The dragon shifted beside me, slow and deliberate. A moment later he stood there in human form, tall, unashamed, entirely unconcerned with the chaos he caused by existing.

“She is near,” he said.

Hope flared in my chest. Seph—

Then I heard it again.

Someone was yelling beneath our feet.

“Seph!” I yelled.

We tore at the rubble with bare hands until a doorway to the underground gave way. Dust billowed out—then a hand appeared.

Then another.

And then—

Seph’s small, bloodied body collapsed out onto the concrete, shoved from below.

“Oh my god.”

K leaped for her instinctively. “Seph.”

Something else moved in the darkness behind her.

A larger shape.

I saw the silver hair first—matted, dark with blood.

Sy was already moving. A low growl tore from his chest as he surged forward.

“Ash,” I breathed.

He dragged himself free and collapsed beside her, one arm curling around her body instinctively. He bared his teeth.

“Is she dead?” Elliot shouted, rushing toward her.

“Don’t touch her!” K snapped instantly.

I didn’t think. I just moved—dropping to my knees beside her as Jess and K shifted with me, all of us forming a wall between Seph and the Equinox soldiers.

Elliot stopped short.

For a fraction of a second, something unreadable flickered across his face.
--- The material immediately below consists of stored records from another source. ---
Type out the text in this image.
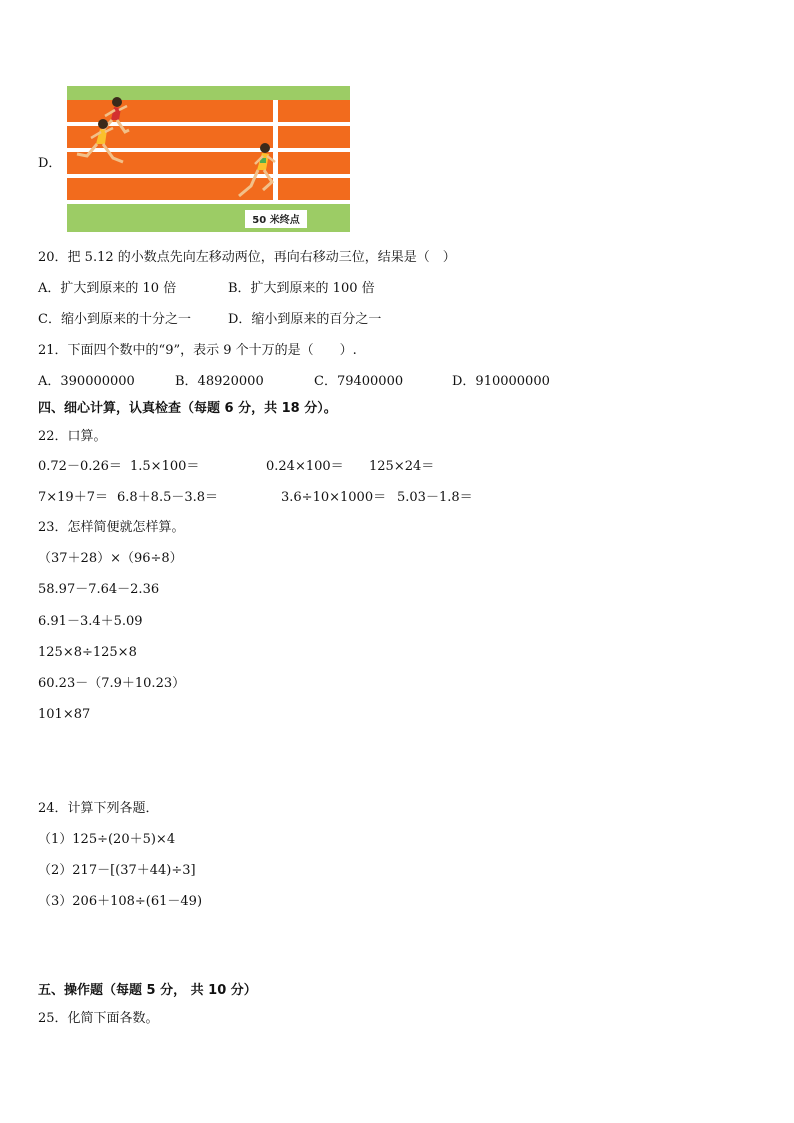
D．
50 米终点
20．把 5.12 的小数点先向左移动两位，再向右移动三位，结果是（　）
A．扩大到原来的 10 倍	B．扩大到原来的 100 倍
C．缩小到原来的十分之一	D．缩小到原来的百分之一
21．下面四个数中的“9”，表示 9 个十万的是（　　）.
A．390000000	B．48920000	C．79400000	D．910000000
四、细心计算，认真检查（每题 6 分，共 18 分）。
22．口算。
0.72－0.26＝ 1.5×100＝	0.24×100＝ 125×24＝
7×19＋7＝ 6.8＋8.5－3.8＝	3.6÷10×1000＝ 5.03－1.8＝
23．怎样简便就怎样算。
（37＋28）×（96÷8）
58.97－7.64－2.36
6.91－3.4＋5.09
125×8÷125×8
60.23－（7.9＋10.23）
101×87
24．计算下列各题．
（1）125÷(20＋5)×4
（2）217－[(37＋44)÷3]
（3）206＋108÷(61－49)
五、操作题（每题 5 分， 共 10 分）
25．化简下面各数。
“I won’t hurt her,” he said quietly.

“Keep your hands off her,” I said, my own hands lifting without conscious thought.

Jess’s gaze swept over us once, measuring. Deciding.

Click.

The lighter sparked in her hand.

Flames licked to life around her fists.

“Keep back,” she said softly.

Only Sy moved.

He knelt beside her, careful, one massive hand brushing gently through her hair. At the touch, she shifted—subtle, instinctive—straining toward him like she recognised safety even in the dark.

A soft whimper left her throat.

“She lives,” Sy said quietly. “But she is hurt.”

He lifted his gaze toward the sky.

“Don’t you fucking dare take her,” K warned.

Sy turned his head. The look he gave him could have melted flesh.

“Sy,” I said quickly. “Don’t. It might hurt her more.”

He stilled.

“What about me?” Ash muttered, still curled protectively around her.

I couldn’t help it. I snorted.

“She needs a doctor. Or a healer. Now.” K’s voice was urgent.

I looked at Gideons unconscious body. “Did you have to knock him out?”

“He wouldn’t have helped her. But I can.” Phantom said, stepping forward. She cast a dirty look at the fallen man on the ground.

“After all, he taught me everything he knows,” she sneered.

Seph stirred on the ground. For a moment her eyes opened. I watched her gaze connect with Phantom. I sensed her disbelief and horror.

For a moment she looked at Phantom. Phantom smiled.

“Sable?” Seph whispered. “You’re dead.”

Sable ‘Phantom’ Quinn smiled back. “Not quite, sis.”

Sephs eyes rolled back in her head and she blacked out.